“In Through the Out Door” was the first music by Led Zeppelin I ever heard and I first encountered their music in the spring of 1981. As a music fiend, I certainly was aware OF Zeppelin, but had never actually listened to them. I even knew about this album since I followed the Billboard charts and it was a #1 album for 7 weeks during the end of 1979. I was 11-years-old in the spring of 1981 and Zeppelin were a band that I associated with older, cooler people. Various babysitters talked about them in hushed tones. Older teens in my neighborhood, specifically the ones with long hair, dirt-staches, drove muscle cars with primer paint, and reeked of cigarette smoke seemed to REALLY dig Zeppelin. Without hearing a note of their music, they seemed dangerous and something that would be way too heavy for me, despite the fact that I was a huge Alice Cooper and KISS fan.
So it was a major shock to hear “In Through the Out Door,” because despite some “heavy” guitar work here and there, this album wasn’t particularly heavy, let alone scary. The first thing I noticed was that there was a LOT of keyboards and synthesizer on the album. I actually had an “Is that all there is to fire?” moment when I listened to this. But … because cooler people than me held Zeppelin in such reverence, I felt that I couldn’t outwardly condemn this, even though I found it disappointing based on what I was expecting. To put this in terms Gen-Y can understand, I expected Marilyn Manson, but heard Hootie and the Blowfish instead.
But … this album has grown on me considerably over the years.

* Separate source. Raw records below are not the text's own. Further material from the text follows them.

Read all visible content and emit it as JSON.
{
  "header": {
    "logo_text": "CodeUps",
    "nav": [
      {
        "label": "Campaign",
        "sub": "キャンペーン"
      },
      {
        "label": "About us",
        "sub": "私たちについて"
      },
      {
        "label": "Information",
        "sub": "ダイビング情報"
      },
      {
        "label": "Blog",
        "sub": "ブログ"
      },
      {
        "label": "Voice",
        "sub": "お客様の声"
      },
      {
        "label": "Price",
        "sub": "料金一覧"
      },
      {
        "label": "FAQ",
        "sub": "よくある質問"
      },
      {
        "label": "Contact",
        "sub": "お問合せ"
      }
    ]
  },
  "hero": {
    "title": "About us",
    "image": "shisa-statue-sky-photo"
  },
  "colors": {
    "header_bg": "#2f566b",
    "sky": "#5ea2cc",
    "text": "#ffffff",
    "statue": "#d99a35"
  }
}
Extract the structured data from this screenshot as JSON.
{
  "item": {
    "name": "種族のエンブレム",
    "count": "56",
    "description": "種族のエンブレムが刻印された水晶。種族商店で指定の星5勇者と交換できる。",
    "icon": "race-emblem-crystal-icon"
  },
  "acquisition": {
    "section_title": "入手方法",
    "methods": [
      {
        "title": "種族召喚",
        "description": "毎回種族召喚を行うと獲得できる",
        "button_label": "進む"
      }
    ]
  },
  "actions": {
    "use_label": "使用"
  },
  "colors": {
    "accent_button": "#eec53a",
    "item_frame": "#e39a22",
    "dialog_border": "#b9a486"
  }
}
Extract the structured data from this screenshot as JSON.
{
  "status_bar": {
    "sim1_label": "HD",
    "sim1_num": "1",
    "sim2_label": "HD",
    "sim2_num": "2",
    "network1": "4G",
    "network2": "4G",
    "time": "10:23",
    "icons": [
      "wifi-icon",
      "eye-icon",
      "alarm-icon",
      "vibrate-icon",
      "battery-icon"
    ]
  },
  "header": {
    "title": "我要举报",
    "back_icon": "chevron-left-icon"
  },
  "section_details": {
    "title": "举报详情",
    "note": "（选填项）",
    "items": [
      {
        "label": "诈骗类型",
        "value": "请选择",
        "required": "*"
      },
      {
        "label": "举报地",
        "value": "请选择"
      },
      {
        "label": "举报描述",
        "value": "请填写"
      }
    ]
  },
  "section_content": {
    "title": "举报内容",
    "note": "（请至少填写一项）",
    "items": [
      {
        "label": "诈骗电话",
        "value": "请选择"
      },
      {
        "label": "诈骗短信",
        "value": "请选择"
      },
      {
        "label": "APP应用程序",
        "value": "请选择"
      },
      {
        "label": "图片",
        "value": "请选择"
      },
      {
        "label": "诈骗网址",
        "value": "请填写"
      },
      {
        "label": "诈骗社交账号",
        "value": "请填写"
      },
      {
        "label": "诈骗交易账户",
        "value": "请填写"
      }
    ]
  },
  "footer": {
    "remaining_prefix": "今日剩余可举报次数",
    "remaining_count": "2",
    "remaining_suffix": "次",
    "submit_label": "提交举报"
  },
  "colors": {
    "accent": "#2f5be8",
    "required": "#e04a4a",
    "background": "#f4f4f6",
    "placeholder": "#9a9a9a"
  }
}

While no Zeppelin fan in their right mind would place ANY of the songs from “In Through the Out Door” in a Top 10 (or Top 20, for that matter) of the greatest Zeppelin songs of all-time, what is here is damn good. The opening track “In the Evening” is arguably the “heaviest” song on the album and while it won’t rattle your molars, it still rocks pretty hard. Forget “Stairway to Heaven” … “All My Love” is THE prom song for the feathered hair and ruffled tux generation. “Carouselambra” is almost all synth, but becomes mesmerizing if you let it wash over you … being on a mind-altering substance while listening to it certainly doesn’t hurt. “South Bound Suarez” is a song where the piano slams harder than the guitars. “I’m Gonna Crawl” is a wonderfully brutal mix of soul and metal.
“In Through the Out Door” is probably on no one’s list of favorite albums of all-time, but like a quirky old girlfriend or an odd movie you watched on an evening when you were in a great mood, its oddly satisfying. There are significantly better Zeppelin albums and songs, but one must give the band props for trying to do something fresh when so many other bands of the era remained mired in the same head-banging formulas that earned them success. It’s too bad drummer John Bonham checked out soon after this was released. It would have been interesting to hear what Zeppelin would have done going into the 1980s and beyond.